When Automobile launched in 1986, my byline appeared with a sidebar to the cover story written by our founding editor David E. Davis, Jr. What had led me to the magazine was a heavily automobile-flavored childhood: my father raced a modified coupe and late-model stocks on the oval tracks around Omaha, Nebraska, where we lived. My favorite uncle preferred drag racing and hot rods.
After earning a B.A. in English from the University of Nebraska, I moved to Los Angeles to become a screenwriter. Instead, I ended up holding cue cards on TV shows, including the soap opera Days of Our Lives. My first magazine story, the inside scoop on how we prepared those cue cards, appeared with my own photos in Soap Opera Digest.

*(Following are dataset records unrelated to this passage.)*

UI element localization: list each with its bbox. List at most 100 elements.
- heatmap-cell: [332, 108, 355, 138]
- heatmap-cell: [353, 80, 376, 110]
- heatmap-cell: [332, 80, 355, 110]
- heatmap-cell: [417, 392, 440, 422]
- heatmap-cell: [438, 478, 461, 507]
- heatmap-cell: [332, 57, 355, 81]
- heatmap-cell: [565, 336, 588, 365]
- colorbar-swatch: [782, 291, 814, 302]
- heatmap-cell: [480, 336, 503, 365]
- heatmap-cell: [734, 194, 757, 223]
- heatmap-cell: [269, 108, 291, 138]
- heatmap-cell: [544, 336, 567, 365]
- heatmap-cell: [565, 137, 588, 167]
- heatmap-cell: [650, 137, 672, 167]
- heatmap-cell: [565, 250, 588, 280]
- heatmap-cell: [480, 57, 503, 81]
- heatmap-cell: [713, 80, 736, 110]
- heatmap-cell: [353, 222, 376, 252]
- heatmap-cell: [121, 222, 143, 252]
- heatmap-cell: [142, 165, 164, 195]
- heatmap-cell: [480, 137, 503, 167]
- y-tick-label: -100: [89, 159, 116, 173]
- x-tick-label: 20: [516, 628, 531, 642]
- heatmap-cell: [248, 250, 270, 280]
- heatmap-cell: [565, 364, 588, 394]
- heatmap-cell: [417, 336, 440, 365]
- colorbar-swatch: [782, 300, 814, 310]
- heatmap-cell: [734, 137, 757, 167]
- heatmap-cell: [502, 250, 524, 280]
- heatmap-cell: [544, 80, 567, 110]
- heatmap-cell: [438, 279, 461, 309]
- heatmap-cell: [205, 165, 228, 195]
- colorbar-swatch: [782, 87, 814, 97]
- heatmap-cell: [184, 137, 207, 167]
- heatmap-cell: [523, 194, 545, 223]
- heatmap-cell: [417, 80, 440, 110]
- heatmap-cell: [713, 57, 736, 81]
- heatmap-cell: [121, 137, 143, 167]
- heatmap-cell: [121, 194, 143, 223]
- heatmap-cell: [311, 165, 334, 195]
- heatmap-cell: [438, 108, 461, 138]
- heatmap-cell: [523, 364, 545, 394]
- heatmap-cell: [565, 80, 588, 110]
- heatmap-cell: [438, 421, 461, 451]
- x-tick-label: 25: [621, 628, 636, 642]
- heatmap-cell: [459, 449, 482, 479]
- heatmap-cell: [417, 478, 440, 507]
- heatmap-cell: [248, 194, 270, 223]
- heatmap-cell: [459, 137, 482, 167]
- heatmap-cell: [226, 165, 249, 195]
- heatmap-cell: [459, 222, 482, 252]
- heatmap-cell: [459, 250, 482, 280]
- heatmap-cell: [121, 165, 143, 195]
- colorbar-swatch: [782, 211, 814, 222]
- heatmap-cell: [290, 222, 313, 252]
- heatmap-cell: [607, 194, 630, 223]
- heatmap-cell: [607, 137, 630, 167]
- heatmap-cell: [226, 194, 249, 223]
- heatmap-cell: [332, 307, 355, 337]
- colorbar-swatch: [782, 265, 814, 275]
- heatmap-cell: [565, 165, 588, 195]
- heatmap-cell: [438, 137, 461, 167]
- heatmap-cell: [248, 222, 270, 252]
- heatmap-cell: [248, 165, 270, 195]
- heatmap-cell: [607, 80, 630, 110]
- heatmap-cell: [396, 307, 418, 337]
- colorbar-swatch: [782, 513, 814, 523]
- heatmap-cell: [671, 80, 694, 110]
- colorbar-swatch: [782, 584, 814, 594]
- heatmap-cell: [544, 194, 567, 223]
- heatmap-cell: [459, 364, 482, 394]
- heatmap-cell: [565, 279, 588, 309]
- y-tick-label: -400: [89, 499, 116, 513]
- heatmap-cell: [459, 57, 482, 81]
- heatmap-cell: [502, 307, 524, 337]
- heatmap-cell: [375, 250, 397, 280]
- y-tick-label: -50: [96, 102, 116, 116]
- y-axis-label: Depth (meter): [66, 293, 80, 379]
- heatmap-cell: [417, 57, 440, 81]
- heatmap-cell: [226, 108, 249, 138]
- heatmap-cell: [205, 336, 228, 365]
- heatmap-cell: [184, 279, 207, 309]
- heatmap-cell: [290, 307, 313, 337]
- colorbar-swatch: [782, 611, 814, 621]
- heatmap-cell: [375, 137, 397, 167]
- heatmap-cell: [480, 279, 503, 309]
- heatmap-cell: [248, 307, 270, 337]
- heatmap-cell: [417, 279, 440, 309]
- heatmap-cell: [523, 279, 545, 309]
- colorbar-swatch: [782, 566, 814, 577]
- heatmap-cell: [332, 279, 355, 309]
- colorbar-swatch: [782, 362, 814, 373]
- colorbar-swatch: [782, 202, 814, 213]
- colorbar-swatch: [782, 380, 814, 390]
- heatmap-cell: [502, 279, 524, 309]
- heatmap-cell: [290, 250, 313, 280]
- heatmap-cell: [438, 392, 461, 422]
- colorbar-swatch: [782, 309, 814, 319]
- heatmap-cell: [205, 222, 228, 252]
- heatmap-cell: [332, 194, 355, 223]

In my freelance career, I’ve now written for the Wall Street Journal and the New York Times, among others. My stories of Detroit history for DBusiness (“Detroit’s Premier Business Journal”) have been running since 2006. I’ve even compiled a couple of reports for Bon Appétit. But while a food-and-wine tour gets boring after a couple of days, nothing beats a call from Automobile. I’ve been behind the wheel of everything from a Ferrari 458 Italia (“Blood Red to Goodwood”) to the Fiat 500 Abarth and aboard a Ducati (“The Tempest and the Teapot”). On assignment for “Three Zero Heroes,” I co-drove the winning BMW X3 in the 2004 Alcan Winter Rally. Teaming again with navigator Peter Schneider, we won the 2006 Carolina Trophy, bulldogging a 1951 Chrysler Saratoga to the finish for “Substance over Style.”
Other assignments have placed me not only in the driver’s seat of a Porsche 911 Targa for the 2002 Targa Newfoundland, a plummy nod that seemed to indicate my editors’ favor, but also in the co-driver’s seat of a Class 1 buggy for the 2003 Baja 1000, suggesting they wanted me dead. At any rate, as you might guess, there’s no regret about abandoning show biz.